Esse é o tom da maioria das críticas que a esquerda, entendida em sentido muito amplo, faz à ditadura instaurada a partir de 1964.

Essas críticas têm sua parte de verdade. Não há dúvida de que é justo e oportuno fazer as mais duras críticas à ditadura, denunciando os seus desmandos, a sua brutalidade e os interesses de classe que ela defendia. É imperativo buscar compreender as suas origens e os seus fundamentos. Além disso, não temos dúvida de que é muito melhor viver em um sistema democrático, mesmo do tipo brasileiro, muito limitado, do que em uma ditadura. Todavia, essa parte é apenas parcialmente verdadeira. Além disso, trata-se da parte menos substancial. Isto porque ela se baseia em dois pressupostos inteiramente falsos.

O primeiro deles é de que o sistema democrático seria a melhor forma possível de convivência social e que, não obstante os seus defeitos e imperfeições, ele estaria aberto a um aperfeiçoamento constante.

Ora, esse pressuposto ignora, solenemente, a dependência ontológica da dimensão política em relação à dimensão econômica. Ele ignora o fato de que, nessa sociedade, quem comanda, em última instância, é o capital. E que a sua lógica reprodutiva, incontrolável por qualquer poder, inclusive do Estado, implica, como se pode ver, atualmente, a olho nu, o agravamento, cada vez mais intenso e brutal, da desigualdade social, com todas as suas perversas consequências. Também ignora que a democracia (moderna), a partir da sua origem, é uma forma política do capital e, por isso mesmo, subordinada à dinâmica reprodutiva deste. É uma enorme falácia e uma ignorância da origem, da natureza e da função social da democracia, afirmar que ela é incompatível com o capital.

Desse modo, apesar de todas as importantes diferenças entre democracia e ditadura, ambas são formas políticas do capital. Em momentos de crise aguda, quando seus interesses são ameaçados pelos avanços das lutas dos trabalhadores, o capital lança mão da ditadura. Em tempos de maior tranquilidade, ele utiliza o sistema democrático. Por óbvio, quanto mais intensa a crise do capital, mais restrita será a democracia.
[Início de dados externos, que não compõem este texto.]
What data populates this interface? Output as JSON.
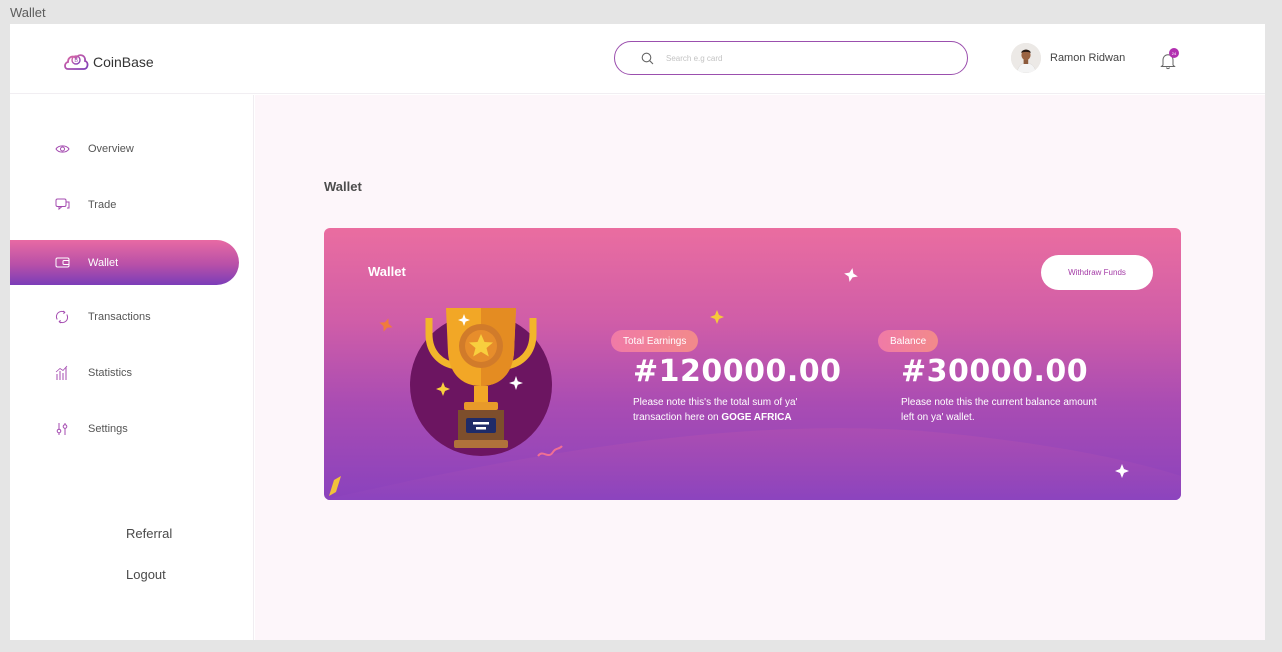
{
  "frame_label": "Wallet",
  "header": {
    "brand": "CoinBase",
    "search_placeholder": "Search e.g card",
    "user_name": "Ramon Ridwan",
    "notification_count": "24"
  },
  "sidebar": {
    "items": [
      {
        "label": "Overview",
        "icon": "eye-icon"
      },
      {
        "label": "Trade",
        "icon": "chat-icon"
      },
      {
        "label": "Wallet",
        "icon": "wallet-icon",
        "active": true
      },
      {
        "label": "Transactions",
        "icon": "refresh-icon"
      },
      {
        "label": "Statistics",
        "icon": "bar-chart-icon"
      },
      {
        "label": "Settings",
        "icon": "sliders-icon"
      }
    ],
    "referral_label": "Referral",
    "logout_label": "Logout"
  },
  "main": {
    "page_title": "Wallet",
    "card": {
      "title": "Wallet",
      "withdraw_label": "Withdraw Funds",
      "earnings": {
        "pill": "Total Earnings",
        "amount": "#120000.00",
        "note_text": "Please note this's the total sum of ya' transaction here on ",
        "note_bold": "GOGE AFRICA"
      },
      "balance": {
        "pill": "Balance",
        "amount": "#30000.00",
        "note_text": "Please note this the current balance amount left on ya' wallet."
      }
    }
  },
  "colors": {
    "accent": "#9b4fae",
    "card_top": "#ea6da0",
    "card_bottom": "#8a42bd",
    "page_bg": "#fdf6fa"
  }
}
Absolutamente importante enfatizar: ambas – ditadura e democracia – embora de formas diferentes – contribuem para reproduzir os interesses do capital. E como estes, dada, a crise estrutural e cada vez mais aguda que assola o capital, são cada vez mais ameaçados, não é de estranhar que, como os avanços da extrema-direita estão demonstrando, ele lance mão de novas formas ditatoriais e que o próprio sistema democrático seja cada vez mais restringido.

É, pois, cultivar ilusões, com efeitos profundamente danosos para os trabalhadores, apostar no sistema democrático como o caminho para uma sociedade essencialmente livre e igualitária. A plena liberdade e a igualdade substantiva supõem a erradicação do capital juntamente com todas as suas formas políticas, inclusive a democrática.

O segundo pressuposto, igualmente falso, é de que, no caso do Brasil, este poderia alcançar, pelo caminho da ampliação e do aperfeiçoamento gradativo do sistema democrático, o status de país plenamente desenvolvido, a exemplo da maioria dos países da Europa ocidental e outros. Ora, tanto o processo de formação da sociedade brasileira – dependente, subordinado e articulado com o sistema internacional, dominado pelo imperialismo, hoje norte-americano – como a inserção do Brasil na atual divisão internacional do trabalho, comandada pelo capitalismo em crise aguda, impedem totalmente essa trajetória. Apostar nela é, pois, candidatar-se fatalmente ao fracasso.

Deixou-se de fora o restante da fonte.